Sequential trend testing was applied to the data of each parameter. Adult body weight and food consumption data were analyzed by pair-wise comparisons. Parametric analyses were used to compare continuous data. Linear contrast of means from One-way Analysis of Variance (ANOVA) was the method of analysis followed by Dunnett's test. Litter-related continuous data were analyzed by a nonparametric method Jonckheere's trend test. For litter parameters, the litter mean was used as the experimental unit for statistical evaluation. Where the data were tied, exact p values were calculated using permutation methodology. Pup weight data were analyzed by an Analysis of Covariance (covariates: litter size, sex ratio) followed with a linear contrast of the least square means. Discrete data were evaluated by the Cochran-Armitage test for trend. Microscopic observations were analyzed by the Fisher's exact test.

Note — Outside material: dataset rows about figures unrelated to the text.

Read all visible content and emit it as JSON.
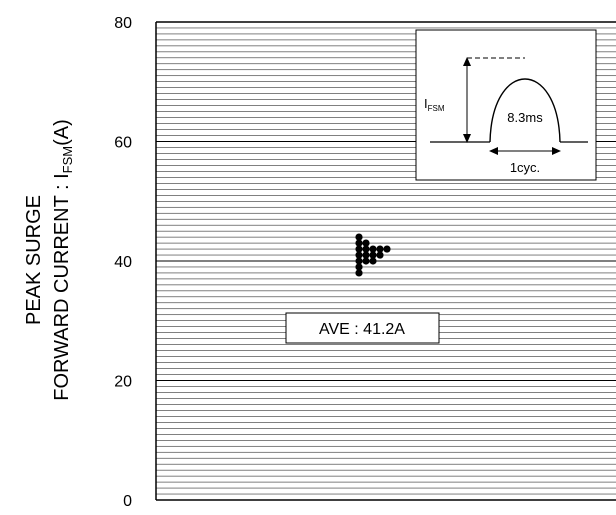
{
  "chart_data": {
    "type": "scatter",
    "ylabel_line1": "PEAK SURGE",
    "ylabel_line2_main": "FORWARD CURRENT : I",
    "ylabel_line2_sub": "FSM",
    "ylabel_line2_unit": "(A)",
    "ylim": [
      0,
      80
    ],
    "yticks": [
      0,
      20,
      40,
      60,
      80
    ],
    "ytick_labels": [
      "0",
      "20",
      "40",
      "60",
      "80"
    ],
    "grid": "horizontal, minor every 1 A, major every 20 A",
    "points": [
      {
        "x": 0,
        "y": 44
      },
      {
        "x": 0,
        "y": 43
      },
      {
        "x": 1,
        "y": 43
      },
      {
        "x": 0,
        "y": 42
      },
      {
        "x": 1,
        "y": 42
      },
      {
        "x": 2,
        "y": 42
      },
      {
        "x": 3,
        "y": 42
      },
      {
        "x": 4,
        "y": 42
      },
      {
        "x": 0,
        "y": 41
      },
      {
        "x": 1,
        "y": 41
      },
      {
        "x": 2,
        "y": 41
      },
      {
        "x": 3,
        "y": 41
      },
      {
        "x": 0,
        "y": 40
      },
      {
        "x": 1,
        "y": 40
      },
      {
        "x": 2,
        "y": 40
      },
      {
        "x": 0,
        "y": 39
      },
      {
        "x": 0,
        "y": 38
      }
    ],
    "annotation": "AVE : 41.2A",
    "inset": {
      "ifsm_main": "I",
      "ifsm_sub": "FSM",
      "pulse_label": "8.3ms",
      "cycle_label": "1cyc."
    }
  }
}
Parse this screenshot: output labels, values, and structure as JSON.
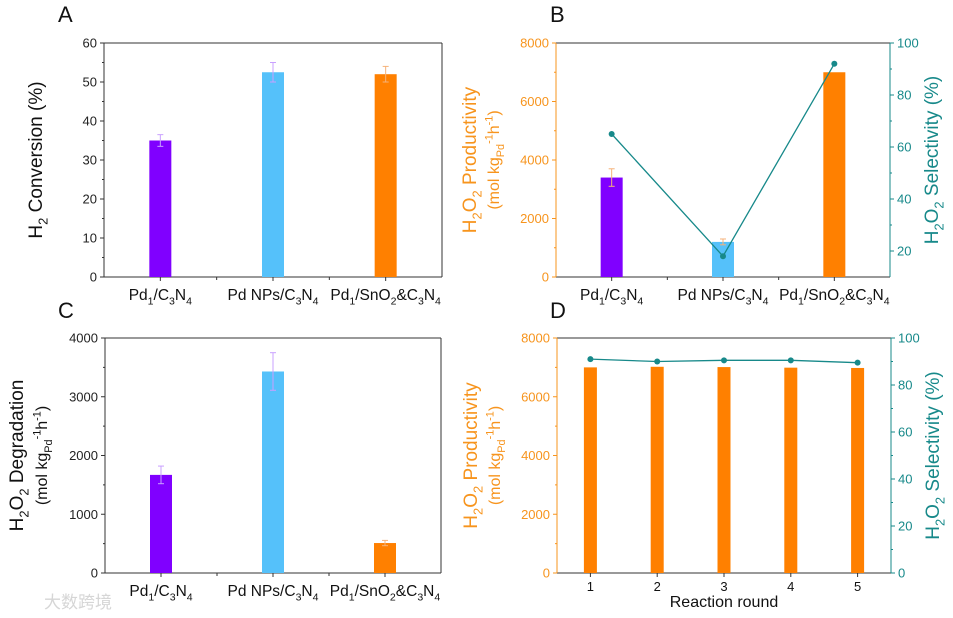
{
  "colors": {
    "purple": "#8000FF",
    "blue": "#55C1FA",
    "orange": "#FF8000",
    "orange_axis": "#F7941D",
    "teal": "#17898A",
    "axis": "#333333",
    "error_purple": "#C9A0FF",
    "error_orange": "#F5B27A"
  },
  "watermark": "大数跨境",
  "chart_data": [
    {
      "panel": "A",
      "type": "bar",
      "categories": [
        [
          {
            "t": "Pd"
          },
          {
            "t": "1",
            "sub": true
          },
          {
            "t": "/C"
          },
          {
            "t": "3",
            "sub": true
          },
          {
            "t": "N"
          },
          {
            "t": "4",
            "sub": true
          }
        ],
        [
          {
            "t": "Pd NPs/C"
          },
          {
            "t": "3",
            "sub": true
          },
          {
            "t": "N"
          },
          {
            "t": "4",
            "sub": true
          }
        ],
        [
          {
            "t": "Pd"
          },
          {
            "t": "1",
            "sub": true
          },
          {
            "t": "/SnO"
          },
          {
            "t": "2",
            "sub": true
          },
          {
            "t": "&C"
          },
          {
            "t": "3",
            "sub": true
          },
          {
            "t": "N"
          },
          {
            "t": "4",
            "sub": true
          }
        ]
      ],
      "values": [
        35,
        52.5,
        52
      ],
      "errors": [
        1.5,
        2.5,
        2
      ],
      "bar_colors": [
        "purple",
        "blue",
        "orange"
      ],
      "ylabel": [
        [
          {
            "t": "H"
          },
          {
            "t": "2",
            "sub": true
          },
          {
            "t": " Conversion (%)"
          }
        ]
      ],
      "ylim": [
        0,
        60
      ],
      "yticks": [
        0,
        10,
        20,
        30,
        40,
        50,
        60
      ]
    },
    {
      "panel": "B",
      "type": "bar+line",
      "categories": [
        [
          {
            "t": "Pd"
          },
          {
            "t": "1",
            "sub": true
          },
          {
            "t": "/C"
          },
          {
            "t": "3",
            "sub": true
          },
          {
            "t": "N"
          },
          {
            "t": "4",
            "sub": true
          }
        ],
        [
          {
            "t": "Pd NPs/C"
          },
          {
            "t": "3",
            "sub": true
          },
          {
            "t": "N"
          },
          {
            "t": "4",
            "sub": true
          }
        ],
        [
          {
            "t": "Pd"
          },
          {
            "t": "1",
            "sub": true
          },
          {
            "t": "/SnO"
          },
          {
            "t": "2",
            "sub": true
          },
          {
            "t": "&C"
          },
          {
            "t": "3",
            "sub": true
          },
          {
            "t": "N"
          },
          {
            "t": "4",
            "sub": true
          }
        ]
      ],
      "values": [
        3400,
        1200,
        7000
      ],
      "errors": [
        300,
        100,
        0
      ],
      "bar_colors": [
        "purple",
        "blue",
        "orange"
      ],
      "line": {
        "name": "H2O2 Selectivity",
        "values": [
          65,
          18,
          92
        ]
      },
      "ylabel": [
        [
          {
            "t": "H"
          },
          {
            "t": "2",
            "sub": true
          },
          {
            "t": "O"
          },
          {
            "t": "2",
            "sub": true
          },
          {
            "t": " Productivity"
          }
        ],
        [
          {
            "t": "(mol kg"
          },
          {
            "t": "Pd",
            "sub": true
          },
          {
            "t": "-1",
            "sup": true
          },
          {
            "t": "h"
          },
          {
            "t": "-1",
            "sup": true
          },
          {
            "t": ")"
          }
        ]
      ],
      "ylim": [
        0,
        8000
      ],
      "yticks": [
        0,
        2000,
        4000,
        6000,
        8000
      ],
      "y2label": [
        {
          "t": "H"
        },
        {
          "t": "2",
          "sub": true
        },
        {
          "t": "O"
        },
        {
          "t": "2",
          "sub": true
        },
        {
          "t": " Selectivity (%)"
        }
      ],
      "y2lim": [
        10,
        100
      ],
      "y2ticks": [
        20,
        40,
        60,
        80,
        100
      ]
    },
    {
      "panel": "C",
      "type": "bar",
      "categories": [
        [
          {
            "t": "Pd"
          },
          {
            "t": "1",
            "sub": true
          },
          {
            "t": "/C"
          },
          {
            "t": "3",
            "sub": true
          },
          {
            "t": "N"
          },
          {
            "t": "4",
            "sub": true
          }
        ],
        [
          {
            "t": "Pd NPs/C"
          },
          {
            "t": "3",
            "sub": true
          },
          {
            "t": "N"
          },
          {
            "t": "4",
            "sub": true
          }
        ],
        [
          {
            "t": "Pd"
          },
          {
            "t": "1",
            "sub": true
          },
          {
            "t": "/SnO"
          },
          {
            "t": "2",
            "sub": true
          },
          {
            "t": "&C"
          },
          {
            "t": "3",
            "sub": true
          },
          {
            "t": "N"
          },
          {
            "t": "4",
            "sub": true
          }
        ]
      ],
      "values": [
        1670,
        3430,
        510
      ],
      "errors": [
        150,
        320,
        45
      ],
      "bar_colors": [
        "purple",
        "blue",
        "orange"
      ],
      "ylabel": [
        [
          {
            "t": "H"
          },
          {
            "t": "2",
            "sub": true
          },
          {
            "t": "O"
          },
          {
            "t": "2",
            "sub": true
          },
          {
            "t": " Degradation"
          }
        ],
        [
          {
            "t": "(mol kg"
          },
          {
            "t": "Pd",
            "sub": true
          },
          {
            "t": "-1",
            "sup": true
          },
          {
            "t": "h"
          },
          {
            "t": "-1",
            "sup": true
          },
          {
            "t": ")"
          }
        ]
      ],
      "ylim": [
        0,
        4000
      ],
      "yticks": [
        0,
        1000,
        2000,
        3000,
        4000
      ]
    },
    {
      "panel": "D",
      "type": "bar+line",
      "categories": [
        [
          {
            "t": "1"
          }
        ],
        [
          {
            "t": "2"
          }
        ],
        [
          {
            "t": "3"
          }
        ],
        [
          {
            "t": "4"
          }
        ],
        [
          {
            "t": "5"
          }
        ]
      ],
      "values": [
        7000,
        7020,
        7010,
        6990,
        6980
      ],
      "errors": [
        0,
        0,
        0,
        0,
        0
      ],
      "bar_colors": [
        "orange",
        "orange",
        "orange",
        "orange",
        "orange"
      ],
      "line": {
        "name": "H2O2 Selectivity",
        "values": [
          91,
          90,
          90.5,
          90.5,
          89.5
        ]
      },
      "xlabel": "Reaction round",
      "ylabel": [
        [
          {
            "t": "H"
          },
          {
            "t": "2",
            "sub": true
          },
          {
            "t": "O"
          },
          {
            "t": "2",
            "sub": true
          },
          {
            "t": " Productivity"
          }
        ],
        [
          {
            "t": "(mol kg"
          },
          {
            "t": "Pd",
            "sub": true
          },
          {
            "t": "-1",
            "sup": true
          },
          {
            "t": "h"
          },
          {
            "t": "-1",
            "sup": true
          },
          {
            "t": ")"
          }
        ]
      ],
      "ylim": [
        0,
        8000
      ],
      "yticks": [
        0,
        2000,
        4000,
        6000,
        8000
      ],
      "y2label": [
        {
          "t": "H"
        },
        {
          "t": "2",
          "sub": true
        },
        {
          "t": "O"
        },
        {
          "t": "2",
          "sub": true
        },
        {
          "t": " Selectivity (%)"
        }
      ],
      "y2lim": [
        0,
        100
      ],
      "y2ticks": [
        0,
        20,
        40,
        60,
        80,
        100
      ]
    }
  ]
}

Details on maternal toxic effects:

Maternal toxic effects:yes

Details on maternal toxic effects:
There were no unscheduled deaths. Rats exposed to 2000 or 7000ppm exhibited a transient diminished or absent alerting response during each exposure session; this effect was not seen in rats exposed to 500ppm. Overall mean body weight gain for the exposure period (days 6-16) was statistically significantly reduced for rats exposed to 7000 ppm (69% of control) and mean daily food consumption was 89% of control. Mean body weight gain for the exposure and post-exposure period (Days 6-21) calculated using the final body weight minus the gravid uterine weight) was also statistically significantly reduced (75% of control). There was judged to be no effect of exposure to 2000 or 500ppm on maternal bodyweight.
A similar reduction in weight gain was seen in the pair-fed animals. There were no post-mortem findings that were considered indicative of a treatment-related effect

Key result

Dose descriptor:

NOAEC

Effect level:

500 - 2 000 ppm

Basis for effect level:

other: maternal toxicity

Details on embryotoxic / teratogenic effects:

Details on embryotoxic / teratogenic effects:
There were no treatment-related differences in pregancy rate, early delivery rate, abortion rate, total resoption rate, mean number of implantations per litter, the mean number of live foetuses per litter or sex ratio. There were no dead foetuses, nor was there any difference in the incidence of early, late or total resorptions. Foetal weight was unaffected by treatment. There were no effects on the incidence of foetal malformations or variations.

Key result

Dose descriptor:

NOAEC

Effect level:

7 000 ppm

Sex:

male/female

Basis for effect level:

other: teratogenicity

Abnormalities:

not specified

Developmental effects observed:

not specified

Mean maternal bodyweight gain (g) selected timepoints

	0	0#	500	2000	7000
0 to 6	18.7	22.4	22.3	24.6	22.1
6 to 16	64.2	32.1†	60.1	57.2*	44.2*
6 to 21 (b)	49.6	12.5†	43.0*	43.0*	37.1*

# - pair fed control b- ANOVA and Dunnets test

†- Significant difference from control (ANOVA and Dunnetts test); p< 0.05

* significant trend (linear contrast of means from ANOVA); p< 0.05

b- bwt gain on GD6-21 after correction for gravid uterus weight

Conclusions:

Cyclohexane was not a developmental toxin in female rats exposed during pregnancy. The foetal NOAEC was 7000 ppm, and the maternal NOAEC was 500 ppm (based upon transient sedation) or 2000 ppm (based upon significant reductions in absolute and adjusted body weight gain).

Executive summary:

The developmental toxicity of cyclohexane was assessed in Crl:CD BR rats. The animals were exposed whole-body to nominal atmospheric concentrations of 0, 500, 2000, or 7000 ppm cyclohexane vapour. For rats in the 7000 ppm group, statistically significant reductions were observed in overall and adjusted maternal body weight gain while a transient diminished or absent response to a sound stimulus was apparent at 2000 ppm. Therefore the maternal no-observed-adverse-effect concentration (NOAEC) was 500ppm (1,720 mg/m³) (based upon transient sedation) or 2000 ppm (6,880 mg/m³) (based upon significant reductions in overall and adjusted body weight gain).  No compound-related evidence of developmental toxicity was observed at any test concentration, equivalent to a NOAEC of 7000 ppm (24,080 mg/m³).